O Natal do Senhor

Padre João Medeiros Filho

Ao longo de sua história, o povo de Deus da Antiga Aliança caminhou no deserto, foi exilado e escravo de outras nações. Recebeu ensinamentos dos profetas, patriarcas e figuras decisivas em sua trajetória. Três grandes personagens marcaram essa caminhada e contribuíram para a sua libertação, por meio de pregações, com o testemunho de esperança e fé na força divina. No Antigo Testamento, Isaías anunciou tempos diferentes com sua palavra de ânimo e renovação. João Batista – o precursor do Senhor – é a conclusão desse ciclo. Construiu a partir do deserto uma nova ética, denunciando pseudovalores, erros e pecados, mostrando a necessidade de eliminar tudo aquilo que pode impedir a chegada de Deus até nós. “Preparai os caminhos para o Senhor” (Lc. 3, 4; Is 40, 3-5). Inaugurando uma nova etapa (a de Deus Conosco), surgiu Maria Santíssima – preconizada por grandes figuras bíblicas femininas do Velho Testamento – escolhida pelo Todo Poderoso para ser a Mãe do Salvador, revelando desse modo a ternura, o amor e a gratuidade divina. Ela simboliza a vida, a alegria, ao contrário de Eva que representa o sofrimento e a morte. Na Virgem de Nazaré começa o verdadeiro Natal e novos tempos. “Confia nele e o mais Ele te fará” (Sl 37, 5). Esta é a dinâmica natalina, a certeza de que Cristo veio para mudar o mundo e os homens.
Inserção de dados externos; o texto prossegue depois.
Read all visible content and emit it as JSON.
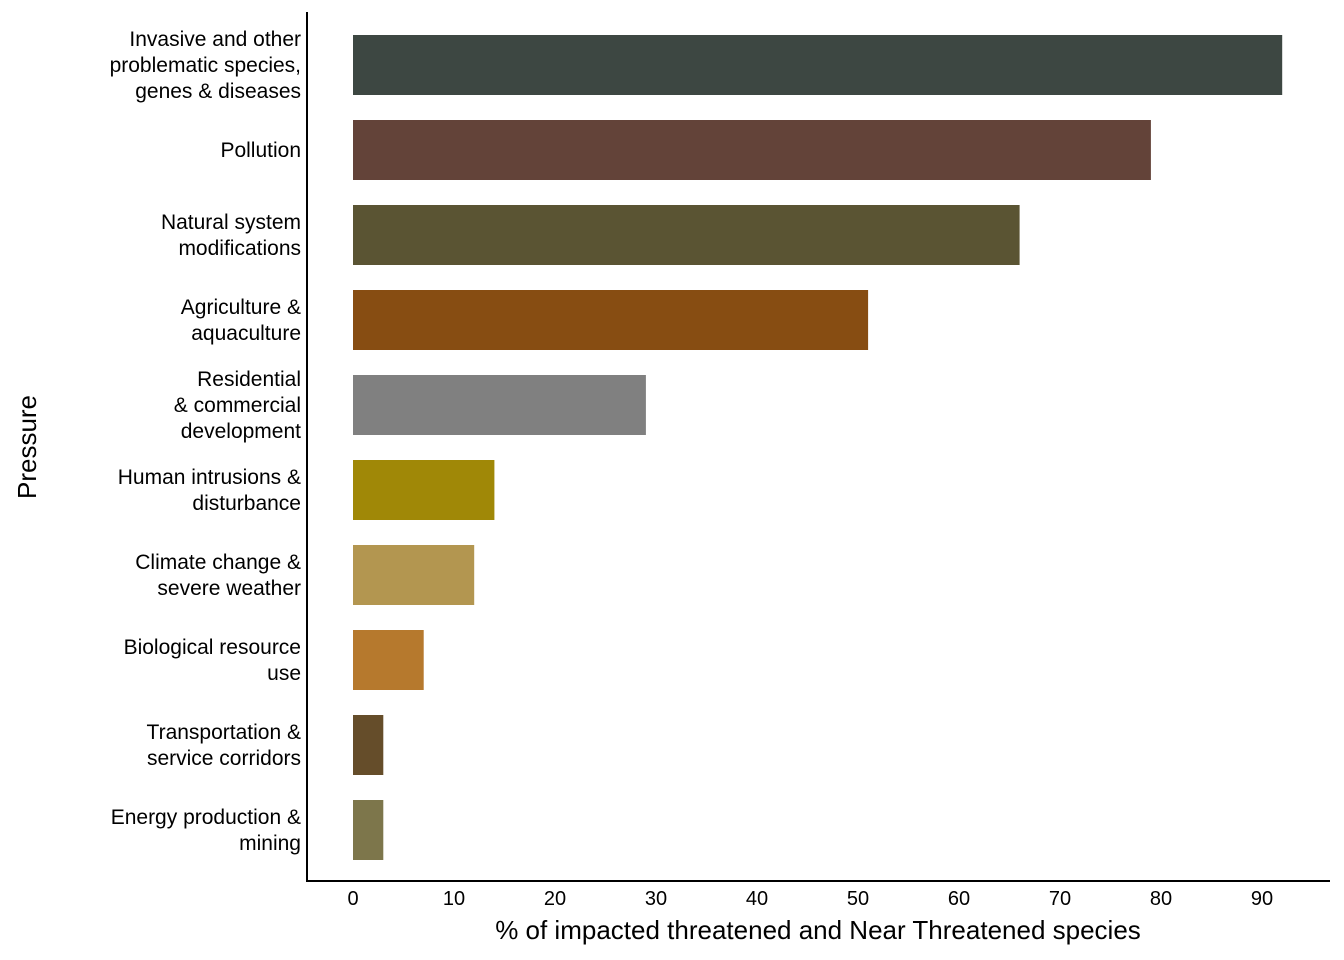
{
  "chart_data": {
    "type": "bar",
    "orientation": "horizontal",
    "title": "",
    "xlabel": "% of impacted threatened and Near Threatened species",
    "ylabel": "Pressure",
    "xlim": [
      0,
      97
    ],
    "xticks": [
      0,
      10,
      20,
      30,
      40,
      50,
      60,
      70,
      80,
      90
    ],
    "grid": false,
    "legend": "none",
    "categories": [
      [
        "Invasive and other",
        "problematic species,",
        "genes & diseases"
      ],
      [
        "Pollution"
      ],
      [
        "Natural system",
        "modifications"
      ],
      [
        "Agriculture &",
        "aquaculture"
      ],
      [
        "Residential",
        "& commercial",
        "development"
      ],
      [
        "Human intrusions &",
        "disturbance"
      ],
      [
        "Climate change &",
        "severe weather"
      ],
      [
        "Biological resource",
        "use"
      ],
      [
        "Transportation &",
        "service corridors"
      ],
      [
        "Energy production &",
        "mining"
      ]
    ],
    "values": [
      92,
      79,
      66,
      51,
      29,
      14,
      12,
      7,
      3,
      3
    ],
    "colors": [
      "#3d4742",
      "#634339",
      "#5a5433",
      "#874d12",
      "#808080",
      "#a08807",
      "#b39650",
      "#b6792d",
      "#654d2a",
      "#7d764b"
    ]
  }
}
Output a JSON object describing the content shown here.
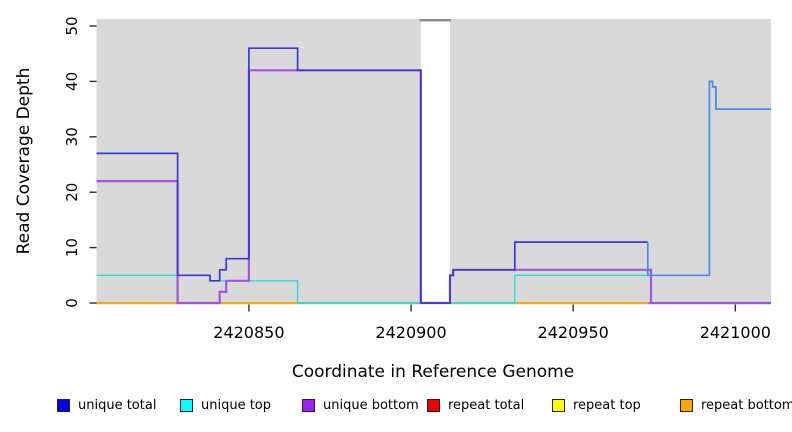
{
  "chart_data": {
    "type": "line",
    "subtype": "step-coverage",
    "title": "",
    "xlabel": "Coordinate in Reference Genome",
    "ylabel": "Read Coverage Depth",
    "xlim": [
      2420803,
      2421011
    ],
    "ylim": [
      0,
      51
    ],
    "x_ticks": [
      2420850,
      2420900,
      2420950,
      2421000
    ],
    "y_ticks": [
      0,
      10,
      20,
      30,
      40,
      50
    ],
    "grid": false,
    "plot_background": "#d9d9d9",
    "masked_region": {
      "x_start": 2420903,
      "x_end": 2420912,
      "fill": "#ffffff",
      "cap_color": "#8a8a8a"
    },
    "series": [
      {
        "name": "repeat total",
        "layer": 1,
        "color": "#ee0000",
        "width": 1.2,
        "breakpoints": [
          2420803,
          2421011
        ],
        "values": [
          0
        ]
      },
      {
        "name": "repeat top",
        "layer": 2,
        "color": "#ffff00",
        "width": 1.2,
        "breakpoints": [
          2420803,
          2421011
        ],
        "values": [
          0
        ]
      },
      {
        "name": "repeat bottom",
        "layer": 3,
        "color": "#ffa500",
        "width": 1.8,
        "breakpoints": [
          2420803,
          2421011
        ],
        "values": [
          0
        ]
      },
      {
        "name": "unique top",
        "layer": 5,
        "color": "#2adddd",
        "width": 1.4,
        "breakpoints": [
          2420803,
          2420838,
          2420865,
          2420932,
          2420992,
          2420993,
          2420994,
          2421011
        ],
        "values": [
          5,
          4,
          0,
          5,
          40,
          39,
          35
        ]
      },
      {
        "name": "unique bottom",
        "layer": 6,
        "color": "#a055e0",
        "width": 2.2,
        "breakpoints": [
          2420803,
          2420828,
          2420841,
          2420843,
          2420850,
          2420903,
          2420912,
          2420913,
          2420974,
          2421011
        ],
        "values": [
          22,
          0,
          2,
          4,
          42,
          0,
          5,
          6,
          0
        ]
      },
      {
        "name": "unique total",
        "layer": 7,
        "color": "#3838dd",
        "width": 1.7,
        "split": {
          "at": 2420973,
          "color2": "#4a8cec"
        },
        "breakpoints": [
          2420803,
          2420828,
          2420838,
          2420841,
          2420843,
          2420850,
          2420865,
          2420903,
          2420912,
          2420913,
          2420932,
          2420973,
          2420992,
          2420993,
          2420994,
          2421011
        ],
        "values": [
          27,
          5,
          4,
          6,
          8,
          46,
          42,
          0,
          5,
          6,
          11,
          5,
          40,
          39,
          35
        ]
      }
    ],
    "zero_line_blend_segments": [
      {
        "from": 2420828,
        "to": 2420841,
        "color": "#ee7fbe"
      },
      {
        "from": 2420865,
        "to": 2420903,
        "color": "#76cc84"
      },
      {
        "from": 2420912,
        "to": 2420932,
        "color": "#76cc84"
      },
      {
        "from": 2420973,
        "to": 2421011,
        "color": "#ec5c95"
      }
    ],
    "legend": {
      "position": "bottom",
      "items": [
        {
          "label": "unique total",
          "color": "#0000ee"
        },
        {
          "label": "unique top",
          "color": "#00ffff"
        },
        {
          "label": "unique bottom",
          "color": "#a020f0"
        },
        {
          "label": "repeat total",
          "color": "#ee0000"
        },
        {
          "label": "repeat top",
          "color": "#ffff00"
        },
        {
          "label": "repeat bottom",
          "color": "#ffa500"
        }
      ]
    }
  }
}
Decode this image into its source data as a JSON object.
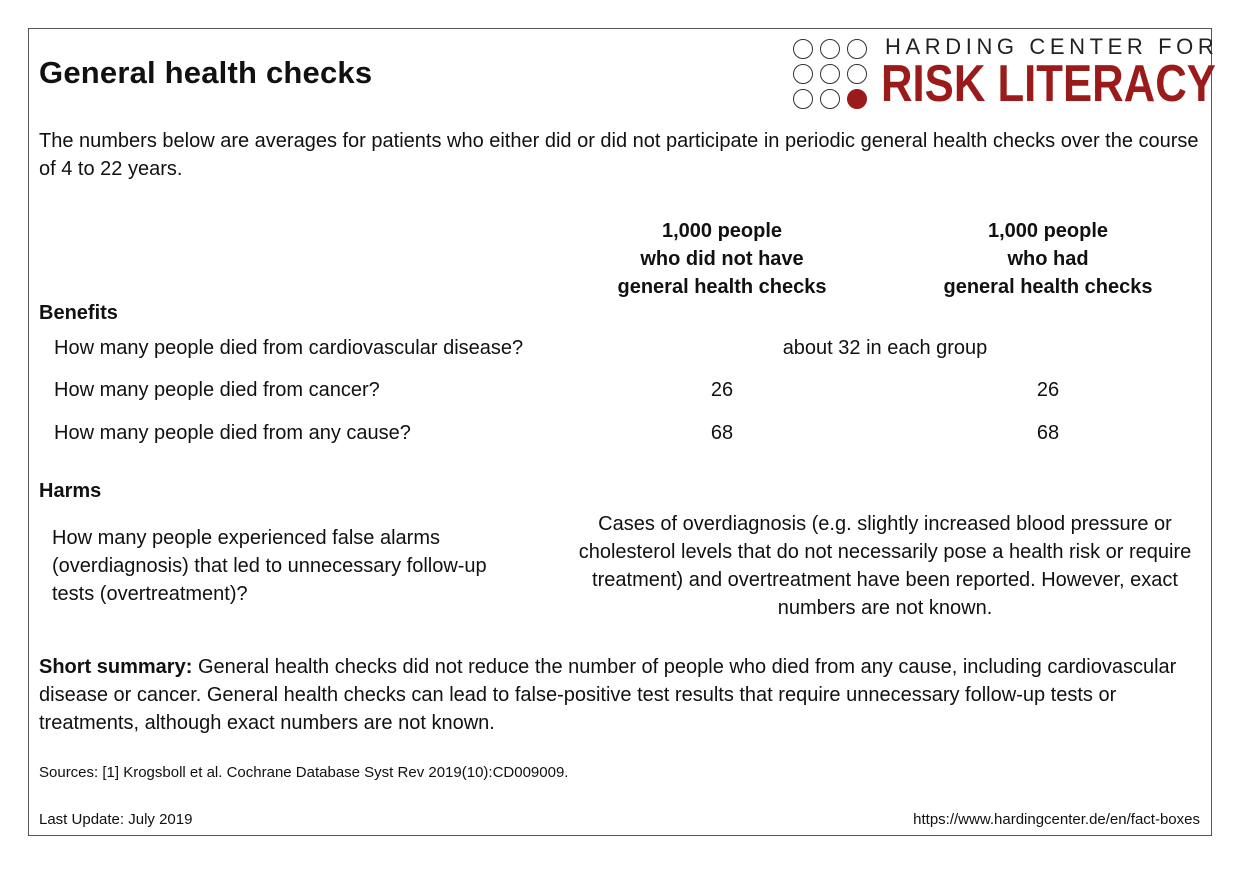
{
  "title": "General health checks",
  "intro": "The numbers below are averages for patients who either did or did not participate in periodic general health checks over the course of 4 to 22 years.",
  "logo": {
    "line1": "HARDING CENTER FOR",
    "line2": "RISK LITERACY",
    "accent_color": "#9b1b1b"
  },
  "columns": [
    {
      "line1": "1,000 people",
      "line2": "who did not have",
      "line3": "general health checks"
    },
    {
      "line1": "1,000 people",
      "line2": "who had",
      "line3": "general health checks"
    }
  ],
  "benefits": {
    "heading": "Benefits",
    "rows": [
      {
        "question": "How many people died from cardiovascular disease?",
        "merged": "about 32 in each group"
      },
      {
        "question": "How many people died from cancer?",
        "no_checks": "26",
        "checks": "26"
      },
      {
        "question": "How many people died from any cause?",
        "no_checks": "68",
        "checks": "68"
      }
    ]
  },
  "harms": {
    "heading": "Harms",
    "question": "How many people experienced false alarms (overdiagnosis) that led to unnecessary follow-up tests (overtreatment)?",
    "answer": "Cases of overdiagnosis (e.g. slightly increased blood pressure or cholesterol levels that do not necessarily pose a health risk or require treatment) and overtreatment have been reported. However, exact numbers are not known."
  },
  "summary": {
    "label": "Short summary:",
    "text": "General health checks did not reduce the number of people who died from any cause, including cardiovascular disease or cancer. General health checks can lead to false-positive test results that require unnecessary follow-up tests or treatments, although exact numbers are not known."
  },
  "sources": "Sources: [1] Krogsboll et al. Cochrane Database Syst Rev 2019(10):CD009009.",
  "last_update": "Last Update: July 2019",
  "url": "https://www.hardingcenter.de/en/fact-boxes"
}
Deus quis morar entre nós. Eis a ingente e importante novidade da história humana. O sonho dos homens era ter o seu deus bem próximo. Para isso, uns se declaravam deuses ou filhos de deuses e outros divinizavam seres. Tornar-se imortal foi sempre o maior desejo do ser humano, mas suas aspirações ficavam insatisfeitas e sem respostas. Andava triste e decepcionado. Buscava solução em realidades materiais, mas continuava confuso e perdido. Sentia saudade de suas origens e profunda nostalgia da vida que um dia lhe fora reservada. A esperança de concretizar aquilo que sonhava, parecia uma quimera e permanecia nas trevas da existência.

O Natal é essa utopia divina. É a concretude dos sonhos e ideais humanos, a resposta à sua procura e à sua sede. Em Jesus, o Pai materializou todos os anseios do homem: um ser infinito, pleno de bondade, rico de misericórdia, templo da justiça, fonte da verdade, berço do perdão e do amor. Cristo é a humanidade na sua beleza original e em sua grandeza de criatura, antes da triste realidade do pecado. É a convivência celestial nos caminhos da terra, partilha da Vida divina com a existência terrena. É o encontro do Eterno com o efêmero, a Presença permanente com a fugacidade da criação. É Deus decidindo habitar a terra. Isso é Natal.

Admiramo-nos, às vezes, quando sabemos que religiosos como, por exemplo, as Irmãs de Charles de Foucauld e Madre Teresa de Calcutá decidem morar nas favelas e tugúrios, em condições subumanas. O Natal vai além. É Deus aceitando a nossa miséria, fazendo opção pelo nosso existir para nos arrancar da pobreza e nos enriquecer de sua Vida. O Verbo encarnou-se e habitou entre nós. Ele valorizou também a matéria de que fazemos parte, pois se fez carne de nossa carne. E como se não bastasse, transformou essa carne em divina, tornando-a nosso cotidiano alimento.

E como se fora ainda pouco incomensurável amor pleno de poesia, Ele quis perpetuar o Natal. Deixou-nos a Eucaristia como sacramento de sua presença e de seu nascimento renovado. A data de 25 de dezembro é a lembrança de todos os natais de nossa vida. É o memorial das incontáveis vezes que Deus nasce em nós, em pequenos, silenciosos e repetidos gestos, como forma de suprema bondade e indizível ternura conosco. O Natal é o homem renascido na pessoa do Senhor Jesus. É o ser humano revestido do mistério da divindade. Não existe nada mais belo, por isso mesmo temos tanto a dizer e pouco conseguimos. Sim, pois só Cristo é a única Palavra Perfeita! “Verbum caro factum est”! “E o Verbo se fez carne” (Jo 1, 14).